In 2023, a strike called by women in Iceland was supported by Prime Minister Katrin Jakobsdóttir. The fight for parity continues, also in Iceland, despite the fact that, in this country, there are the best indicators of gender equality. Women's suffrage was achieved in 1915 and the presidency of the republic was handed over to a woman, Vigdís Finnbogadóttir in 1975, the first woman elected in any democratic country.
But the most interesting question that arises was launched in 2026, by Sofia Ramalho, President of Psychologists since 2025. Can the way of being feminine have an important impact on political leaders and the world? Could a woman at the head of the United Nations be advantageous, as António Guterres has already suggested?
A careful and scientific analysis of the profile of female leaders in peace processes points to a greater capacity for dialogue and negotiation and a concern for the harmonization of interests and articulation of the problems facing humanity. Creating consensus, through greater active listening, seems to be one of the traits of the feminine in these contexts. And, I agree with Sofia Ramalho, it is not just a question of representation, it is a question of the potential that the female vision can bring to overcome challenges. Virile and warlike masculinity is showing that its way of acting is a recipe for misfortune that is going through the Middle East at the time of writing.
But beware: if we take 50 men and 50 75-year-old women in a specific context such as that of Portugal, we statistically find a given male profile that is profoundly different from a female profile. But what if we analyze 50 men and 50 25-year-old women, born in the same geographical place, born 50 years apart? Certainly, the "masculine" and the "feminine" statistically will be different from the group of older people. That is, masculine and feminine are not just strictly deterministically genetic issues. In fact, if there is the genital and the genetic, there is also the endocrine, all within the biological package. But above all there is the social and, in what interests us for the future, there is also the educational.
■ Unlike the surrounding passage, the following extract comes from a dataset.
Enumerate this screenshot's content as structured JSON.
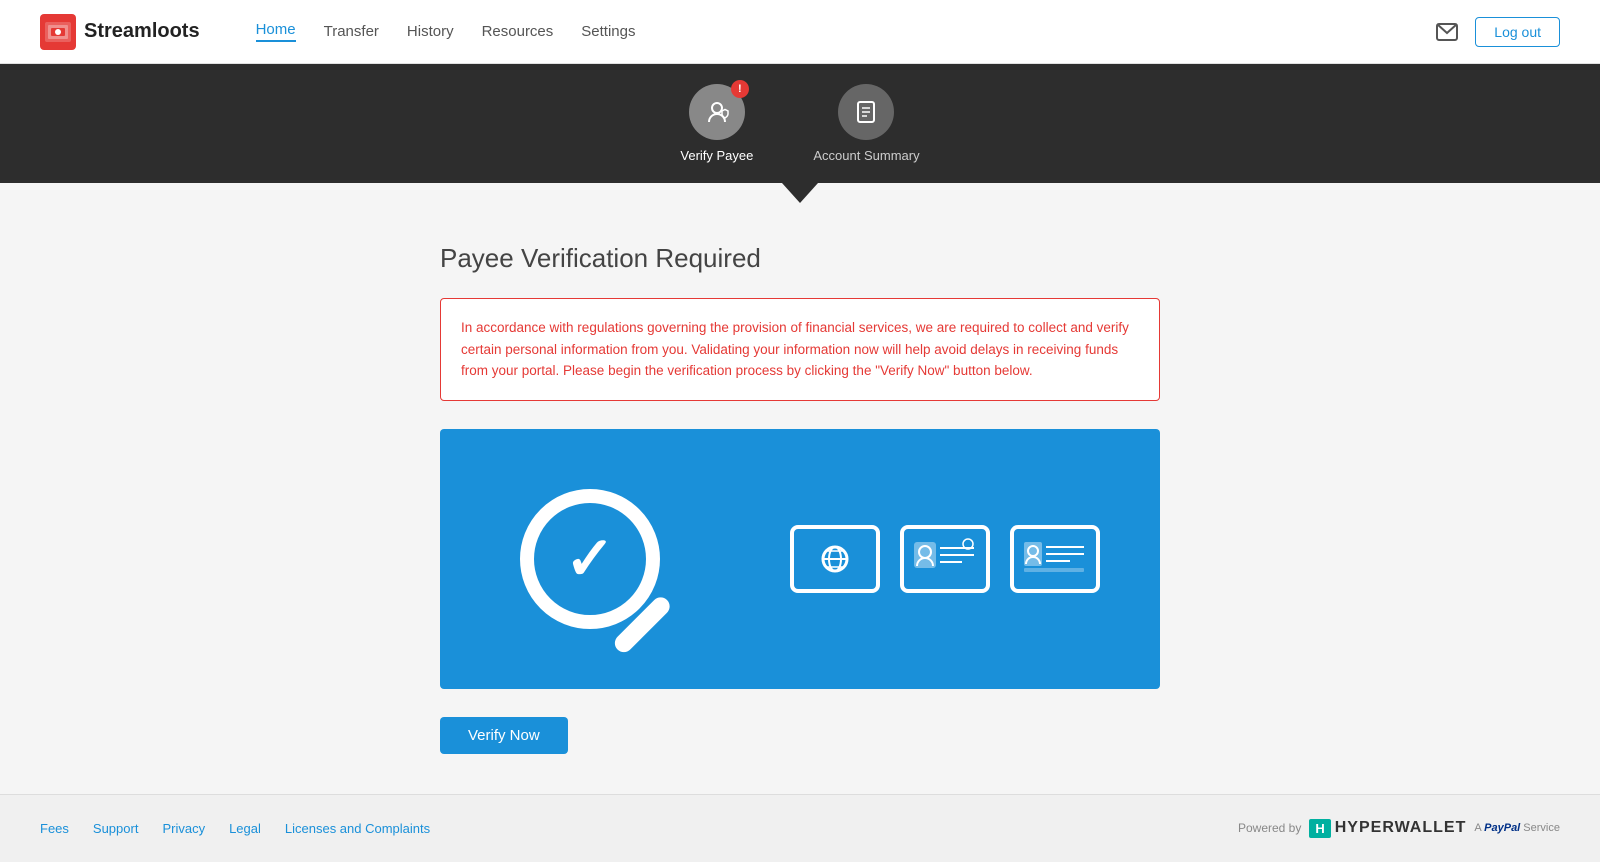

To what extent can an education that aims to develop in boys and girls the true human potential of empathy, regardless of gender, save lives in the next generations? Can adequate and conscious education save lives in the context of domestic violence? Can an equally adequate education end the frightening number of victims of military conflicts?
What would a woman be in the presidency of the USA? Or ahead of China? Or as the leader of Iran? We would say that these countries do not seem receptive to female leadership. In Europe we have Giorgia Moloni as prime minister in Italy, Roberta Metsola at the head of the European Parliament and Ursula Von der Leyen in the European Commission. We have already had Margaret Thatcher and Angela Merkel. But there is an interesting question: in all these women do we recognize "the capacity for dialogue and negotiation and a concern for the harmonization of interests and articulation of the problems facing humanity"?
Those who were born in Portugal until the 70s, attended school with a clear gender division: female classes on one side and male classes on the other. In my 3rd cycle school, inaugurated in 1972, there was a yellow wall that divided the boys from the girls. In 75 the classes became mixed, but the yellow wall persisted. Anyone who visits my old school today will see that the wall no longer exists. The fundamental question, on this Women's Day in 2026, will be whether, after breaking down the physical walls that separated girls and boys, school and education develop in women and men the desirable characteristics to be able to overcome the tremendous challenges that we will always face at every moment in history? In other words, can education form more empathetic and fairer leaders?
Yes, because life is a challenge of constant readjustment.